# Mother of Pearl Elegant Sierra



## JohnU (Jun 16, 2009)

I was reading about casting some mother of pearl powder two days ago and remembered I had this blank, so I finally finished it.  I bought a bag of crushed shells and sorted out the pretty ones to glue on a painted sierra tube with medium ca.  It was casted in silmar 41, turned, sanded, micro meshed, and polished and buffed!  I think the elegant chrome kit is a bit bright next to the blank, but it was all I had.  Next time I'll have to check with Ernie at Beartooth and see what I can get in a satin.  All comments welcome.


----------



## bitshird (Jun 16, 2009)

Nice looking pen John, I like it the way it is, maybe even with a black TI would look sharp also.


----------



## the_benz (Jun 16, 2009)

*Same Kit*

Beautiful Pen!

The same kit is available from Berea with the Chrome and Sating Chrome sections reversed.  The will cut down the shine for you.  Also, how thin was the shell when you glued it on a tube?  Did any of it it come through the simlar?


----------



## Ligget (Jun 16, 2009)

John that is a beauty, great casting, if you are taking orders for those blanks send me a pm.


----------



## JohnU (Jun 16, 2009)

the_benz said:


> Beautiful Pen!... Also, how thin was the shell when you glued it on a tube?  Did any of it it come through the simlar?


I'll have to try the reverse kit to see how it looks. Thanks     I didnt have any come through the pr. The shell pieces were very thin.  I had a couple break when I pushed them flat against the tube.  




Ligget said:


> John that is a beauty, great casting, if you are taking orders for those blanks send me a pm.


Mark,  Im not taking orders because I dont know when I'll get a chance to make more, but I will keep you in mind if I get some done.  

Thanks, John


----------



## cnirenberg (Jun 16, 2009)

Wow,
that is a sharp looking pen. Great casting, the shells look like they are bursting out of it.


----------



## broitblat (Jun 16, 2009)

That is very nice looking.  Very nice combination (I like it with the chrome), and very well executed.

  -Barry


----------



## CaptG (Jun 16, 2009)

Great job John.  I like it just the way it looks.  BTW, my pens made with your pheasant feather blanks have been a big hit.


----------



## akbar24601 (Jun 16, 2009)

Great job John! That is a beautiful pen. I think it looks nice on that kit too. Great pic as well!


----------



## artme (Jun 16, 2009)

That is a standout pen!!:star::star::star::highfive:


----------



## rjwolfe3 (Jun 16, 2009)

wow that is one sweet pen.


----------



## thewishman (Jun 16, 2009)

John, I really like how you get an idea and then actually make it into a reality. That is another very nice blank and pen. Good work!


----------



## ed4copies (Jun 16, 2009)

John,

I don't think you need to worry about flashy when using MOP!!

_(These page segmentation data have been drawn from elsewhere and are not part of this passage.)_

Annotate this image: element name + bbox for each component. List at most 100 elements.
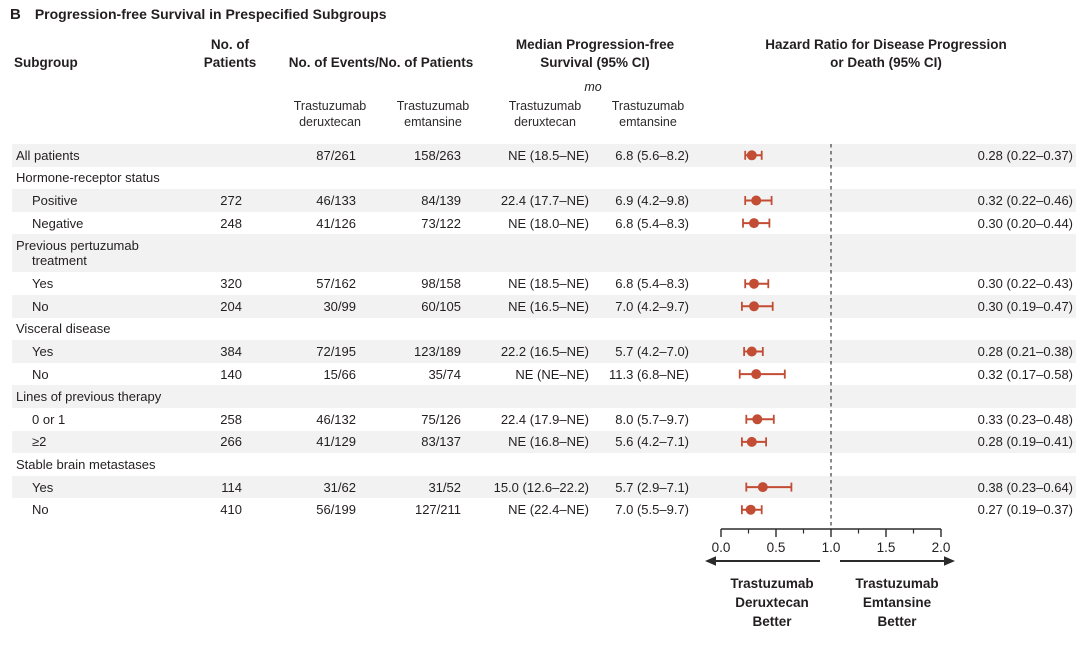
subgroup-label: ≥2 <box>32 431 46 454</box>
subgroup-label-line1: Hormone-receptor status <box>16 170 160 186</box>
subgroup-label: No <box>32 363 49 386</box>
subgroup-label: Visceral disease <box>16 318 110 341</box>
cell-patients: 266 <box>220 434 242 450</box>
cell-events-emtansine: 31/52 <box>428 479 461 495</box>
subgroup-label-line1: Lines of previous therapy <box>16 389 162 405</box>
x-axis-tick-label: 1.5 <box>877 540 896 555</box>
figure-title-bar: B Progression-free Survival in Prespecifi… <box>10 6 387 24</box>
group-header-row: Stable brain metastases <box>12 453 1076 476</box>
subgroup-label: Yes <box>32 272 53 295</box>
cell-median-deruxtecan: NE (18.5–NE) <box>508 276 589 292</box>
cell-events-emtansine: 75/126 <box>421 411 461 427</box>
table-row: Positive 272 46/133 84/139 22.4 (17.7–NE) 6.9… <box>12 189 1076 212</box>
subgroup-label-line1: Negative <box>32 215 84 231</box>
cell-events-deruxtecan: 72/195 <box>316 343 356 359</box>
cell-events-emtansine: 60/105 <box>421 298 461 314</box>
subgroup-label: Negative <box>32 212 83 235</box>
cell-median-emtansine: 8.0 (5.7–9.7) <box>615 411 689 427</box>
col-header-median-line2: Survival (95% CI) <box>540 55 650 70</box>
cell-patients: 320 <box>220 276 242 292</box>
cell-events-deruxtecan: 46/132 <box>316 411 356 427</box>
cell-median-emtansine: 5.7 (4.2–7.0) <box>615 343 689 359</box>
subgroup-label: Positive <box>32 189 78 212</box>
cell-events-deruxtecan: 15/66 <box>323 366 356 382</box>
subgroup-label-line1: Previous pertuzumab <box>16 238 139 254</box>
table-row: Yes 384 72/195 123/189 22.2 (16.5–NE) 5.7 (4.… <box>12 340 1076 363</box>
cell-median-emtansine: 7.0 (5.5–9.7) <box>615 502 689 518</box>
cell-events-deruxtecan: 57/162 <box>316 276 356 292</box>
cell-hr: 0.30 (0.22–0.43) <box>977 276 1073 292</box>
subgroup-label-line1: Stable brain metastases <box>16 456 156 472</box>
cell-hr: 0.30 (0.19–0.47) <box>977 298 1073 314</box>
table-row: Yes 320 57/162 98/158 NE (18.5–NE) 6.8 (5.4–8… <box>12 272 1076 295</box>
cell-median-deruxtecan: 15.0 (12.6–22.2) <box>493 479 589 495</box>
cell-patients: 410 <box>220 502 242 518</box>
cell-median-deruxtecan: 22.2 (16.5–NE) <box>500 343 589 359</box>
subgroup-label: All patients <box>16 144 80 167</box>
cell-median-deruxtecan: NE (18.0–NE) <box>508 215 589 231</box>
x-axis-tick-label: 1.0 <box>822 540 841 555</box>
subgroup-label-line1: Yes <box>32 276 54 292</box>
cell-hr: 0.27 (0.19–0.37) <box>977 502 1073 518</box>
cell-hr: 0.32 (0.17–0.58) <box>977 366 1073 382</box>
subgroup-label-line1: Yes <box>32 479 54 495</box>
cell-events-deruxtecan: 31/62 <box>323 479 356 495</box>
subgroup-label: Yes <box>32 340 53 363</box>
subgroup-label-line1: No <box>32 502 49 518</box>
subgroup-label: No <box>32 295 49 318</box>
subgroup-label-line1: Visceral disease <box>16 321 111 337</box>
subgroup-label: 0 or 1 <box>32 408 65 431</box>
col-header-subgroup: Subgroup <box>14 55 78 70</box>
cell-patients: 384 <box>220 343 242 359</box>
figure-title: Progression-free Survival in Prespecifie… <box>34 6 387 22</box>
cell-median-emtansine: 6.8 (5.4–8.3) <box>615 276 689 292</box>
col-header-hr-line1: Hazard Ratio for Disease Progression <box>765 37 1007 52</box>
x-axis-tick-label: 0.0 <box>712 540 731 555</box>
table-row: 0 or 1 258 46/132 75/126 22.4 (17.9–NE) 8.0 (… <box>12 408 1076 431</box>
cell-median-deruxtecan: NE (22.4–NE) <box>508 502 589 518</box>
cell-events-deruxtecan: 41/126 <box>316 215 356 231</box>
median-unit-label: mo <box>584 80 602 94</box>
col-header-events: No. of Events/No. of Patients <box>288 55 474 70</box>
subgroup-label-line1: Positive <box>32 192 78 208</box>
subcol-events-emtansine: Trastuzumab emtansine <box>396 99 470 129</box>
cell-hr: 0.30 (0.20–0.44) <box>977 215 1073 231</box>
cell-median-emtansine: 6.8 (5.6–8.2) <box>615 147 689 163</box>
x-axis-tick-label: 0.5 <box>767 540 786 555</box>
cell-patients: 140 <box>220 366 242 382</box>
subgroup-label: Stable brain metastases <box>16 453 155 476</box>
cell-events-emtansine: 73/122 <box>421 215 461 231</box>
cell-events-emtansine: 35/74 <box>428 366 461 382</box>
cell-median-emtansine: 11.3 (6.8–NE) <box>609 366 689 382</box>
cell-events-emtansine: 123/189 <box>414 343 461 359</box>
cell-patients: 248 <box>220 215 242 231</box>
cell-median-emtansine: 5.7 (2.9–7.1) <box>615 479 689 495</box>
subcol-median-deruxtecan: Trastuzumab deruxtecan <box>508 99 582 129</box>
col-header-median-line1: Median Progression-free <box>515 37 675 52</box>
group-header-row: Hormone-receptor status <box>12 167 1076 190</box>
table-row: No 410 56/199 127/211 NE (22.4–NE) 7.0 (5.5–9… <box>12 498 1076 521</box>
table-row: Negative 248 41/126 73/122 NE (18.0–NE) 6.8 (… <box>12 212 1076 235</box>
subgroup-label-line1: No <box>32 366 49 382</box>
group-header-row: Lines of previous therapy <box>12 385 1076 408</box>
col-header-hr-line2: or Death (95% CI) <box>830 55 942 70</box>
table-row: Yes 114 31/62 31/52 15.0 (12.6–22.2) 5.7 (2.9… <box>12 475 1076 499</box>
x-axis-tick-label: 2.0 <box>932 540 951 555</box>
subcol-median-emtansine: Trastuzumab emtansine <box>611 99 685 129</box>
cell-events-deruxtecan: 87/261 <box>316 147 356 163</box>
panel-label: B <box>10 6 21 23</box>
cell-hr: 0.28 (0.19–0.41) <box>977 434 1073 450</box>
cell-median-deruxtecan: NE (16.8–NE) <box>508 434 589 450</box>
arrow-left-head-icon <box>705 556 716 566</box>
cell-median-emtansine: 5.6 (4.2–7.1) <box>615 434 689 450</box>
table-row: No 204 30/99 60/105 NE (16.5–NE) 7.0 (4.2–9.7… <box>12 295 1076 318</box>
subcol-events-deruxtecan: Trastuzumab deruxtecan <box>293 99 367 129</box>
group-header-row: Previous pertuzumab treatment <box>12 234 1076 273</box>
subgroup-label: Lines of previous therapy <box>16 385 161 408</box>
group-header-row: Visceral disease <box>12 318 1076 341</box>
cell-hr: 0.33 (0.23–0.48) <box>977 411 1073 427</box>
cell-median-deruxtecan: NE (16.5–NE) <box>508 298 589 314</box>
table-row: No 140 15/66 35/74 NE (NE–NE) 11.3 (6.8–NE) 0.… <box>12 363 1076 386</box>
cell-median-deruxtecan: NE (18.5–NE) <box>508 147 589 163</box>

People who buy that are seldom trying to be subtle.


----------



## Randy_ (Jun 16, 2009)

Nice job, John.  Must say, though, that I agree with Ken and think a black Ti would do better as the contrast of the black and the white would do more to show off the MOP!!


----------



## JohnU (Jun 16, 2009)

Thanks for all the comments.  I'll have to play around with these blanks on other finishes.  John


----------



## greenacres2 (Apr 20, 2018)

This thread was linked in a post by John today, and since i'm new to the "sport", i'd have never seen it without that link.  Thought i'd bring it back up so others can see.  Glad I took a look--that is beautiful!!
earl


----------



## Dr Robert (Apr 21, 2018)

Absolutely gorgeous pen John!! Two questions: (1) What color did you paint the tube and (2) I always get paranoid when I’m turning down the clear casted blank for fear I’m going to hit the substructure material! But I don’t want it to be over bulky as well.....What is your technique in reaching this happy medium!? Thank you


Sent from my iPad using Penturners.org mobile app


----------



## JohnU (Apr 21, 2018)

Thank you!  Didn’t expect to see this post alive again. Lol. These were very small thin pieces of shell so I didn’t have to worry about the thickness.  The other shell pens like the abalone piece blanks were much thicker.  For those I glued them down with medium ca and then after a day I lightly rolled them on the belt sander to thin them down and then put them on the large and sanded  through some of the grits to smooth them out. Then I polished them before casting.  The other shell pens with texture or patterns on them I just selected the thinner pieces for the tube edges since sanding the outer surface would remove the pattern off of them. The tube paint depended on the shells. I would try to match their color.  The mother of pearl blank tubes were first painted white and then I coated them with a pearl looking nail polish.  The abalone tubes were painted a dark blue or black and the other seashells were usually an off white to match the underside of the shell.  Be sure to wear a respirator when sanding shells.  The dust can be very harmful to your lungs.  Hope this helps! Thanks again!


----------



## Bob in SF (Apr 21, 2018)

Beauty!


----------



## OZturner (Apr 23, 2018)

Spectacular Pen John.
Glorious Blank, Beautiful Precise Tiling of the Shell Segments.
Excellent Casting, Fit and Finishing.
Congratulations,
Brian.


----------



## mg_dreyer (Apr 23, 2018)

Always great to see John's work. Spectacular.


----------